Otra de las asignaturas pendientes en el fallido proceso de integración que lleva a desórdenes radicales es la ausencia de un liderazgo político eficaz. La pandemia del covid-19 ha traído consigo una gravísima crisis de confianza pública al poner de manifiesto que unas élites en las que la ciudadanía confiaba, al final resulta que solo son buenas dirigiendo sus respectivas maquinarias electorales, pero no a la hora de hacer frente a situaciones de crisis. Si uno no es capaz de ganarse el respeto de los contribuyentes que le pagan el sueldo, ¿cómo va a hacer frente a retos históricos multidimensionales como la integración de inmigrantes en sociedades de acogida o la lucha contra el radicalismo de inspiración religiosa?

Finalmente todos los comentaristas de este trágico crimen cometido en Francia coinciden, y en esto hay que darles la razón, en la necesidad de afirmar valores característicos de la civilización occidental: racionalidad, laicismo y tolerancia.

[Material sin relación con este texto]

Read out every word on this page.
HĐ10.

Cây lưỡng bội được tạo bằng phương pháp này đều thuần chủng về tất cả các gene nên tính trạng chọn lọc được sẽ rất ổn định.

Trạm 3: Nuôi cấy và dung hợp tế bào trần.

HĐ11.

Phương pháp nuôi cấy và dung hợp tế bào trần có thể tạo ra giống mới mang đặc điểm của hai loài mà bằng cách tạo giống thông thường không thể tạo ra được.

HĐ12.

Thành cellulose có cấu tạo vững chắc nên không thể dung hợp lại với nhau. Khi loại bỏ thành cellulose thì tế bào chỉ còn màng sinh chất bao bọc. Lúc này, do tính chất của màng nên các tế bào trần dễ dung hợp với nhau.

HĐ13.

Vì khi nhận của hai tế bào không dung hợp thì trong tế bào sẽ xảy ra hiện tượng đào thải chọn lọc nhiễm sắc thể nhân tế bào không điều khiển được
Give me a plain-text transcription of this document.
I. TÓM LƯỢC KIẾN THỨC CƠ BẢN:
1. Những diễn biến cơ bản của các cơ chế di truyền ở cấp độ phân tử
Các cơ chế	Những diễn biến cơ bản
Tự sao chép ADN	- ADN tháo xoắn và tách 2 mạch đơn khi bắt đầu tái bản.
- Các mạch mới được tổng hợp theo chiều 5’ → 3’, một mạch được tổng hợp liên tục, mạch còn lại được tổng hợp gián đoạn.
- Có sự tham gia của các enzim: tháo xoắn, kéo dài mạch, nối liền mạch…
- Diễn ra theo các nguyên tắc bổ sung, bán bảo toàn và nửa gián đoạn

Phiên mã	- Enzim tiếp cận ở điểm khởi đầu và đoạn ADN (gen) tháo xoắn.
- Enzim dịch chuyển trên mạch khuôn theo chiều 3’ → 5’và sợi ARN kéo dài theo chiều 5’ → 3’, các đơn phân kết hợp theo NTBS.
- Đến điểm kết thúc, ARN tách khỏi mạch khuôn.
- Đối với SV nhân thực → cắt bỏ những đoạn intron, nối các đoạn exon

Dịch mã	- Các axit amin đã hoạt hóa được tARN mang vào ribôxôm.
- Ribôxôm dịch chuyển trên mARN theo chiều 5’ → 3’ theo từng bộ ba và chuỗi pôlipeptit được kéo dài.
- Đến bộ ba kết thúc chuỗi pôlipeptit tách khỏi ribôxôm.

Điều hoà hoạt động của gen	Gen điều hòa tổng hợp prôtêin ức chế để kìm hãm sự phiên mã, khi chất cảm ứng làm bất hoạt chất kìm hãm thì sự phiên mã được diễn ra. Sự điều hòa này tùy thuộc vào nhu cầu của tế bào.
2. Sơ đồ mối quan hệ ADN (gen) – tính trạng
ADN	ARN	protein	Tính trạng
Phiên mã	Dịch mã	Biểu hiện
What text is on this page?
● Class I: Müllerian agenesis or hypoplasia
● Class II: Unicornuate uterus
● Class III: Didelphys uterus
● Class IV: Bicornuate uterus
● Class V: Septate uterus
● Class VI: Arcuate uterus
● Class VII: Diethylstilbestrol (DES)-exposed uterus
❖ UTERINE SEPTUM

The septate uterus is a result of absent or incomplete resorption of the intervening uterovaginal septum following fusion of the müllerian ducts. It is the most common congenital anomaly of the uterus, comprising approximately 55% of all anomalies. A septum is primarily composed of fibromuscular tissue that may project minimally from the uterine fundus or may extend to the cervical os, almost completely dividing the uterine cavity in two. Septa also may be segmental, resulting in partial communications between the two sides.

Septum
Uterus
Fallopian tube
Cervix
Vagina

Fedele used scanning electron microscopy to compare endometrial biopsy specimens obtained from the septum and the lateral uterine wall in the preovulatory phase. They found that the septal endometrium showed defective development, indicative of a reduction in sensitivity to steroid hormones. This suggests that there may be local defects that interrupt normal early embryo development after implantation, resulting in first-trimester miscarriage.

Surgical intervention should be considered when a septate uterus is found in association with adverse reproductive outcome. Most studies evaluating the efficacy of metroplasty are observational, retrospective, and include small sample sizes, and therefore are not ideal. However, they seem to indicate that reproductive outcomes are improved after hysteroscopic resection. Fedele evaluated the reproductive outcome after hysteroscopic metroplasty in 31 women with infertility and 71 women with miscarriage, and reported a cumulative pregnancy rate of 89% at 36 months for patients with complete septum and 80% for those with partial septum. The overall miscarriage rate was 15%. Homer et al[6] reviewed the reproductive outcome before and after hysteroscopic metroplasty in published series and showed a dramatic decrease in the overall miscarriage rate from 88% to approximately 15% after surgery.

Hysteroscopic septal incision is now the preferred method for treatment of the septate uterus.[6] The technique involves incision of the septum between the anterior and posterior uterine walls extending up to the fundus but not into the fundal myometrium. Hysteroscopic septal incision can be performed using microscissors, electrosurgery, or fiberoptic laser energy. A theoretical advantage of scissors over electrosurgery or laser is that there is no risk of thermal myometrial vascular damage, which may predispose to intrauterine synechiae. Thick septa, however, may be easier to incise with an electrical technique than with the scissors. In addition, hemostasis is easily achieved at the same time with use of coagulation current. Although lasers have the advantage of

Se pierde mucho tiempo en luchas partidistas y en absurdas críticas existenciales contra el sistema. Pero apenas se dedica esfuerzo al sostenimiento del cimiento intelectual y moral que ha permitido edificar, tanto en este pequeño y emblemático núcleo geográfico del mundo moderno al que llamamos Europa como en su extensión americana al otro lado del Atlántico, de sociedades desarrolladas del bienestar y los primeros estados de derecho. Por ello, es preciso que la política haga el trabajo que le corresponde. No con tactismos baratos y de vuelo gallináceo, ni haciéndose la foto con el Papa o con Biden, sino con profesionalidad y disposición a asumir todos los riesgos que equilibran la balanza del poder. De lo contrario, los únicos que se van a beneficiar de este fallido proceso de integración son los clérigos radicales islámicos y el populismo.